Issued in February ’68, Fleetwood Mac was a commercial hit, peaking at No.4 in the UK album charts, where it hung around for the best part of a year. Black Magic Woman, not included on the LP, was released as a single in March and provided the fullest indication yet that Green was a gala talent. Building on the Latino flavour of I Loved Another Woman, the song was a majestic communiqué that gave the band their first Top 40 single. It would also become an enormous success in the US, when Santana covered it two years later.
It also marked the onset of Green’s ambiguous relationship with mainstream stardom. “Black Magic Woman was the beginning of a new career for Peter,” says Vernon. “He didn’t want to be a rock star at all. That was a big issue for him. He was just a quiet, ordinary Jewish lad who played guitar. Yet at the same time he couldn’t live without playing and the band became enormously popular. It was almost like overnight success.”
For better or worse, Fleetwood Mac were about to become bigger than any of them could imagine.
How Mike Vernon kickstarted David Bowie’s career…
Aspiring pop star David Bowie was going nowhere. After three failed singles for Pye, manager Ken Pitt arranged a meeting with Hugh Mendl, head of A&R at Decca subsidiary Deram, in October 1966. The 19-year-old Bowie was duly assigned Mike Vernon as producer of his first LP.
“Hugh Mendl had artists like Julie Felix and Anthony Newley, which was probably why I got the David Bowie job,” says Vernon. “I think Hugh took a liking to him because he sounded like a young version of Anthony Newley. I just thought it was an interesting project, but I have to admit that I never really understood what it was all about.”
Bowie’s material was still years away from the glam’n’roll of his Ziggy Stardust persona. Instead, his preoccupations were traditional English music hall and whimsical rhymes about parochial life, peopled with gravediggers, old maids and giggling gnomes. “It was like poetry, but set to music. And sometimes it was more of a semi-spoken thing. It was just odd, with a very strong theatrical element. My only concern during the making of the album was that I couldn’t get to grips with who was going to buy it. Then when David started doing The Laughing Gnome, he said, ‘I’m making this for kids. They’ll love this!’ It was like an English spoof of The Chipmunks.

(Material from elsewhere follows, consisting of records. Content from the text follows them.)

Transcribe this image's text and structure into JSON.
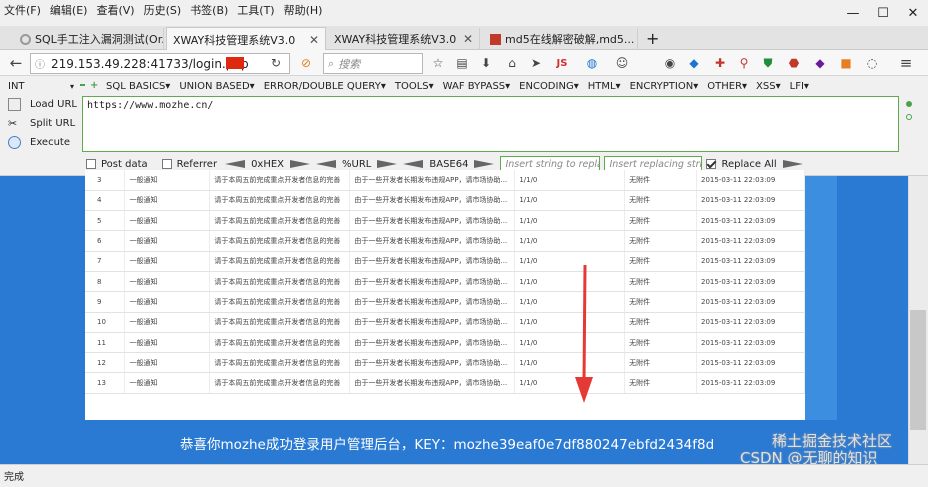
{
  "menubar": [
    "文件(F)",
    "编辑(E)",
    "查看(V)",
    "历史(S)",
    "书签(B)",
    "工具(T)",
    "帮助(H)"
  ],
  "tabs": [
    {
      "title": "SQL手工注入漏洞测试(Or...",
      "active": false
    },
    {
      "title": "XWAY科技管理系统V3.0",
      "active": true
    },
    {
      "title": "XWAY科技管理系统V3.0",
      "active": false
    },
    {
      "title": "md5在线解密破解,md5...",
      "active": false
    }
  ],
  "navbar": {
    "url": "219.153.49.228:41733/login.php",
    "search_placeholder": "搜索"
  },
  "hackbar": {
    "select_value": "INT",
    "menus": [
      "SQL BASICS▾",
      "UNION BASED▾",
      "ERROR/DOUBLE QUERY▾",
      "TOOLS▾",
      "WAF BYPASS▾",
      "ENCODING▾",
      "HTML▾",
      "ENCRYPTION▾",
      "OTHER▾",
      "XSS▾",
      "LFI▾"
    ],
    "load_url": "Load URL",
    "split_url": "Split URL",
    "execute": "Execute",
    "url_value": "https://www.mozhe.cn/",
    "post_data": "Post data",
    "referrer": "Referrer",
    "hex": "0xHEX",
    "url_enc": "%URL",
    "base64": "BASE64",
    "insert_string": "Insert string to replace",
    "insert_replacing": "Insert replacing string",
    "replace_all": "Replace All"
  },
  "table": {
    "rows": [
      {
        "id": "3",
        "type": "一般通知",
        "title": "请于本周五前完成重点开发者信息的完善",
        "content": "由于一些开发者长期发布违规APP，请市场协助...",
        "ver": "1/1/0",
        "attach": "无附件",
        "date": "2015-03-11 22:03:09"
      },
      {
        "id": "4",
        "type": "一般通知",
        "title": "请于本周五前完成重点开发者信息的完善",
        "content": "由于一些开发者长期发布违规APP，请市场协助...",
        "ver": "1/1/0",
        "attach": "无附件",
        "date": "2015-03-11 22:03:09"
      },
      {
        "id": "5",
        "type": "一般通知",
        "title": "请于本周五前完成重点开发者信息的完善",
        "content": "由于一些开发者长期发布违规APP，请市场协助...",
        "ver": "1/1/0",
        "attach": "无附件",
        "date": "2015-03-11 22:03:09"
      },
      {
        "id": "6",
        "type": "一般通知",
        "title": "请于本周五前完成重点开发者信息的完善",
        "content": "由于一些开发者长期发布违规APP，请市场协助...",
        "ver": "1/1/0",
        "attach": "无附件",
        "date": "2015-03-11 22:03:09"
      },
      {
        "id": "7",
        "type": "一般通知",
        "title": "请于本周五前完成重点开发者信息的完善",
        "content": "由于一些开发者长期发布违规APP，请市场协助...",
        "ver": "1/1/0",
        "attach": "无附件",
        "date": "2015-03-11 22:03:09"
      },
      {
        "id": "8",
        "type": "一般通知",
        "title": "请于本周五前完成重点开发者信息的完善",
        "content": "由于一些开发者长期发布违规APP，请市场协助...",
        "ver": "1/1/0",
        "attach": "无附件",
        "date": "2015-03-11 22:03:09"
      },
      {
        "id": "9",
        "type": "一般通知",
        "title": "请于本周五前完成重点开发者信息的完善",
        "content": "由于一些开发者长期发布违规APP，请市场协助...",
        "ver": "1/1/0",
        "attach": "无附件",
        "date": "2015-03-11 22:03:09"
      },
      {
        "id": "10",
        "type": "一般通知",
        "title": "请于本周五前完成重点开发者信息的完善",
        "content": "由于一些开发者长期发布违规APP，请市场协助...",
        "ver": "1/1/0",
        "attach": "无附件",
        "date": "2015-03-11 22:03:09"
      },
      {
        "id": "11",
        "type": "一般通知",
        "title": "请于本周五前完成重点开发者信息的完善",
        "content": "由于一些开发者长期发布违规APP，请市场协助...",
        "ver": "1/1/0",
        "attach": "无附件",
        "date": "2015-03-11 22:03:09"
      },
      {
        "id": "12",
        "type": "一般通知",
        "title": "请于本周五前完成重点开发者信息的完善",
        "content": "由于一些开发者长期发布违规APP，请市场协助...",
        "ver": "1/1/0",
        "attach": "无附件",
        "date": "2015-03-11 22:03:09"
      },
      {
        "id": "13",
        "type": "一般通知",
        "title": "请于本周五前完成重点开发者信息的完善",
        "content": "由于一些开发者长期发布违规APP，请市场协助...",
        "ver": "1/1/0",
        "attach": "无附件",
        "date": "2015-03-11 22:03:09"
      }
    ]
  },
  "key_message": "恭喜你mozhe成功登录用户管理后台，KEY：mozhe39eaf0e7df880247ebfd2434f8d",
  "status": "完成",
  "watermark": "CSDN @无聊的知识",
  "watermark2": "稀土掘金技术社区",
  "colors": {
    "page_bg": "#2a7ad3",
    "arrow": "#e53935",
    "hackbar_border": "#61a84f"
  }
}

“For me,” Vernon continues, “the one really successful recording that Bowie and I did together was Love You Till Tuesday, which I thought was really fabulous. We got a full orchestral sound and it had a real commercial feel. It very nearly made the charts, but didn’t quite get there.”
Indeed, as Melody Maker’s guest reviewer Syd Barrett commented in May 1967, the single was “very chirpy, but I don’t think my toes were tapping at all”.
Issued on the same day as The Beatles’ Sgt. Pepper…, Bowie’s self-titled debut stiffed completely. As did its two singles and novelty 45, The Laughing Gnome. Two years later, however, he hooked up again with Vernon’s engineer, Gus Dudgeon, and recorded Space Oddity. The song was a huge hit. “He and Gus got on really well together when we did the album and it’s no surprise that they carried on building a working relationship. Gus was a great person to bounce ideas off and had plenty of his own.”
Vernon was also to taste success with Bowie, albeit after the fact. In 1973, with Bowie now the hottest ‘new’ talent in British rock, a reissue of The Laughing Gnome made the Top Ten, sell a quarter of a million copies.